I was fined for not stopping 3/5 seconds ,and stopped the next day for the same offence on my scooter . The gendarme accepted I had stopped …but gave me firm instructions that I must stop for 3/5 seconds in future . where is the law written to confirm or discredit this practice ? You say it is but i can’t find it . Thanks


(Mark Rimmer) #4

Hi Barry,
You can google “code de la route R415-6”. Legifrance.gouv is a government web site so gives you the law verbatim. Copy below.My reading of it says that you must stop at the edge but I cannot see any mention of a length of time, can you?

Article R415-6

A certaines intersections indiquées par une signalisation dite stop, tout conducteur doit marquer un temps d’arrêt à la limite de la chaussée abordée. Il doit ensuite céder le passage aux véhicules circulant sur l’autre ou les autres routes et ne s’y engager qu’après s’être assuré qu’il peut le faire sans danger.

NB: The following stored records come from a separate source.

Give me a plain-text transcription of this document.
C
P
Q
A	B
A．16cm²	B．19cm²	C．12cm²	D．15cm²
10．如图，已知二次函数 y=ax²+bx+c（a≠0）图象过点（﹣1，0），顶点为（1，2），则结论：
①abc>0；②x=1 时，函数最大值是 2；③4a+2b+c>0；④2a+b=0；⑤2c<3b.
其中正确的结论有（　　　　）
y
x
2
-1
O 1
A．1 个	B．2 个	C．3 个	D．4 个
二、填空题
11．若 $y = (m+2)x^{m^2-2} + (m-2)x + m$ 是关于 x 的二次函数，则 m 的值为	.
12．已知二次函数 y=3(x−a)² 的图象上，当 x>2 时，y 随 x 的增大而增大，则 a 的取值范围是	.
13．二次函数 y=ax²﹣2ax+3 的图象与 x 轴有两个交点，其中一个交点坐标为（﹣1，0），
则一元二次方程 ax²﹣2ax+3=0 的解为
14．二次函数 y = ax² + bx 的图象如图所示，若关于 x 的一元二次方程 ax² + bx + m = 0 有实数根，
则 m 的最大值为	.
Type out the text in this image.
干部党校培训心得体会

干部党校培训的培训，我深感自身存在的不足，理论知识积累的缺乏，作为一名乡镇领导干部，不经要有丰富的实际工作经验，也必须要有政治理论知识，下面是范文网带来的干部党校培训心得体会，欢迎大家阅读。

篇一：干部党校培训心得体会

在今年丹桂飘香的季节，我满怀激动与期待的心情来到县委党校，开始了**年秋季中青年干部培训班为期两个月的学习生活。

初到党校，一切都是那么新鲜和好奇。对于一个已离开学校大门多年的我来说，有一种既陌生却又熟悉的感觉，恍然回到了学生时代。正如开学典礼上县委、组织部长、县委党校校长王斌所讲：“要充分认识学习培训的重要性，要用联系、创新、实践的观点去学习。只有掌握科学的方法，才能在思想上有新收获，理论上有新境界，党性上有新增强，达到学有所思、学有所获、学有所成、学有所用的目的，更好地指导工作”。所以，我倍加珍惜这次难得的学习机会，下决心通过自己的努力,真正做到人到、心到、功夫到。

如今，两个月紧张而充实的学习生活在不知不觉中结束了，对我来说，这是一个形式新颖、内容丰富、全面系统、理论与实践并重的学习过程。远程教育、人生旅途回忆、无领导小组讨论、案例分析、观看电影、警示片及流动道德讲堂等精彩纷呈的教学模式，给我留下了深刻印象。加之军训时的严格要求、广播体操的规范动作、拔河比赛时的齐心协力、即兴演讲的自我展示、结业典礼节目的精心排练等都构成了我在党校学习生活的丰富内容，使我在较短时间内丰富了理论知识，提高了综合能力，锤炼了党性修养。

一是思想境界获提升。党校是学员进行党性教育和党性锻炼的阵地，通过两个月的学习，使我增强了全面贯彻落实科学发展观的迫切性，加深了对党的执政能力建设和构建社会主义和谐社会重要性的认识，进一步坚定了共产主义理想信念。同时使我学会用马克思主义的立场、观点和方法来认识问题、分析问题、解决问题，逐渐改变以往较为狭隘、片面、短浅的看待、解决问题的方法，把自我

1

Le fait, pour tout conducteur, de contrevenir aux dispositions du présent article est puni de l’amende prévue pour les contraventions de la quatrième classe.

Tout conducteur coupable de l’une des infractions prévues au présent article encourt également la peine complémentaire de suspension, pour une durée de trois ans au plus, du permis de conduire, cette suspension pouvant être limitée à la conduite en dehors de l’activité professionnelle.

Ces contraventions donnent lieu de plein droit à la réduction de quatre points du permis de conduire.